John Feehery: Speaking Engagements


Jobs, Jobs and the State of the Union

Posted on January 24, 2012

Over the weekend, the New York Times had a fascinating look behind the Great Wall of China and how it basically took over manufacturing of the electronic devices that I use every day.

It all started when Steve Jobs decided that he wanted the iPhone to have a glass screen.  Jobs didn’t want his beautiful creation to have an inferior scratched surface, so he demanded that production turn on a dime, and start cranking the stuff out.

Corning, the glass maker, developed a non-breakable, non-scratch surface, but it was the Chinese who had the ability to integrate the whole shebang into a nice little package, and then produce the buggers in huge numbers.

There were three big takeaways from this article.

First, the Chinese work very, very hard.  When the factory owners got the contract, they rousted thousands of workers in the middle of the night, and immediately put them to work on 12-hours shifts.  There weren’t a whole lot of shop foremen who were going to lead any strikes against management.

Second, for a Communist country, they sure believe in the primacy of big business.  That means no rules protecting workers, no rules protecting the environment, no rules helping out the lawyers.

Third, they have a lot of people, and a lot more qualified people to do the kind of detailed manufacturing work that Steve Jobs wanted to get done than America could ever have.  They can throw tens of thousands of high school graduates who have advanced manufacturing skills where we in the U.S. can only throw tens.  In sure scale, the Chinese overwhelm us.

Now, what can our policy makers do about the China syndrome?

Do we punish our companies (and our consumers) by raising tariffs on products manufactured in China, so that our manufacturing base can be more competitive?  Some would say yes that that is the only way to revitalize our manufacturing base.

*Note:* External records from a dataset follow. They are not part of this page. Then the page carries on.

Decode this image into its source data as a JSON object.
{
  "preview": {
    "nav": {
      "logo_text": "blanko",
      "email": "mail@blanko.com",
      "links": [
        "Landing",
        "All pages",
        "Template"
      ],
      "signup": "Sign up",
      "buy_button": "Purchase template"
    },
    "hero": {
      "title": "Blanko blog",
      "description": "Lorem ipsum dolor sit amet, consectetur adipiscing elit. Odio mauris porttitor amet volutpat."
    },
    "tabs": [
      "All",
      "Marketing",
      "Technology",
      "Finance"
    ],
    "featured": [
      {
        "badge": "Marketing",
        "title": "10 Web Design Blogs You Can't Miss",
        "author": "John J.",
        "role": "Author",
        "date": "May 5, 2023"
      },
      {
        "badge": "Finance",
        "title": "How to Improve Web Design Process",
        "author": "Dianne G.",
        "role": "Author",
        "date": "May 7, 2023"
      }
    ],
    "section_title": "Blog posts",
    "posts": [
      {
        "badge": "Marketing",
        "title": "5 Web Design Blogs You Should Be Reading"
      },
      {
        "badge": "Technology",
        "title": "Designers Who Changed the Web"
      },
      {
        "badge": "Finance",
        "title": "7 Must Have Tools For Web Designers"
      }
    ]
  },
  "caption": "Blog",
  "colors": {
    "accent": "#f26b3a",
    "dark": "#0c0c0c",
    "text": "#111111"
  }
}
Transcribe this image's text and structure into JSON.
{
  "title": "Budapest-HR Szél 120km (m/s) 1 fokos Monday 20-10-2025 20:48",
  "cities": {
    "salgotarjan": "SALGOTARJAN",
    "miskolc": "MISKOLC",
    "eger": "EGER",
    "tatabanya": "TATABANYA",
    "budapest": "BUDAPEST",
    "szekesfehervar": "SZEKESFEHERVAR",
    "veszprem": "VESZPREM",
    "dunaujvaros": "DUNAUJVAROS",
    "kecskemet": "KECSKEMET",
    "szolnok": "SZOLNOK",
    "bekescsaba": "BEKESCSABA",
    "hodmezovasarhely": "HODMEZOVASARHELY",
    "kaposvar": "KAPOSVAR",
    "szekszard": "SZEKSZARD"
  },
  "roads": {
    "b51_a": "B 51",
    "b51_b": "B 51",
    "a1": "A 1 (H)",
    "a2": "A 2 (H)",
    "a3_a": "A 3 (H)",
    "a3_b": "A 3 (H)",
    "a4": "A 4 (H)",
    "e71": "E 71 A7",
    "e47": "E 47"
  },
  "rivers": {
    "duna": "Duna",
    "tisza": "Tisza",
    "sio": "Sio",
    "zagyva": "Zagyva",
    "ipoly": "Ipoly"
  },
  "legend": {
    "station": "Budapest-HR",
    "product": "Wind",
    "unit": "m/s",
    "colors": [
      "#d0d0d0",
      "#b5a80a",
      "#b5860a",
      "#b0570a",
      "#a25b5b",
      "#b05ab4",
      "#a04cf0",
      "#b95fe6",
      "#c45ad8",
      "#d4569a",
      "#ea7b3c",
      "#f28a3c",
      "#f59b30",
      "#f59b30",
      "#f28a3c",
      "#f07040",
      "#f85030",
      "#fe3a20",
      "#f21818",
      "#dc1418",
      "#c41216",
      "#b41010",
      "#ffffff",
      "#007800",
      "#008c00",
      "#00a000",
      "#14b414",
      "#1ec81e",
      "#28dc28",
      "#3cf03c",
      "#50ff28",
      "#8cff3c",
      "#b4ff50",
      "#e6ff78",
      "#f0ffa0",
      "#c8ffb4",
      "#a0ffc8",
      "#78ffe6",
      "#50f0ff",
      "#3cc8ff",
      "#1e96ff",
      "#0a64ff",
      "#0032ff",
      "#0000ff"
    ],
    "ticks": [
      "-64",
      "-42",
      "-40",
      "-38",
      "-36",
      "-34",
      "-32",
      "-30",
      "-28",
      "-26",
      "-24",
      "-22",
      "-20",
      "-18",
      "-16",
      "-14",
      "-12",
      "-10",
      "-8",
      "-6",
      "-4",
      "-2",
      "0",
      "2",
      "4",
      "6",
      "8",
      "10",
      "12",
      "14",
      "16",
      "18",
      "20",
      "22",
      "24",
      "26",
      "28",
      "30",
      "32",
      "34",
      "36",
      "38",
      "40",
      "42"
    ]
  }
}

Do we better train our unemployed or underemployed workers, through a combination of carrots and sticks (no welfare/unemployment benefits unless you take a manufacturing training course and you stay drug-free)?  If we do that, will the jobs come back or is it a waste of time?

Or do we just let the Chinese continue to produce high-quality stuff for us to buy at much cheaper prices?

At some point, the Chinese worker is going to get sick of being exploited by American corporations.  At some point, they are going to insist that their air be breathable and their water be drinkable.  At some point, they are going to demand better food and better hours and a better quality of life.  And at that point, the American worker is going to be able to compete better with the Chinese worker.

We have seen some manufacturing jobs return to America lately.  Detroit seems to be coming back a bit.  The dollar is weaker and the renmibi is stronger, and Chinese labor costs are slowly rising.

America is still the world’s leader in innovation, and that is a good thing.   But it is not the only thing.    If we are going to keep manufacturing jobs in the U.S., we have to be cognizant of our own role in making that job more difficult.  We need to improve the pool and the quality of our own workers.  We have to insist that the Chinese treat their workers with more respect and more dignity (we can’t compete if the Chinese can exploit their workers and we can’t).  We need to make sure that our currencies have a level playing field.  And we have to have government that is more friendly to business.

It is odd that the Communist Chinese are more friendly to corporate profits than the Obama Administration.  Well, maybe not.

In any event, the President is going to talk about a bunch of stuff in his State of the Union Address.  My guess, though, is that he won’t talk about the role Steve Jobs played in exporting American jobs to China.  Any my guess is that he won’t have any firm ideas on what to do about it.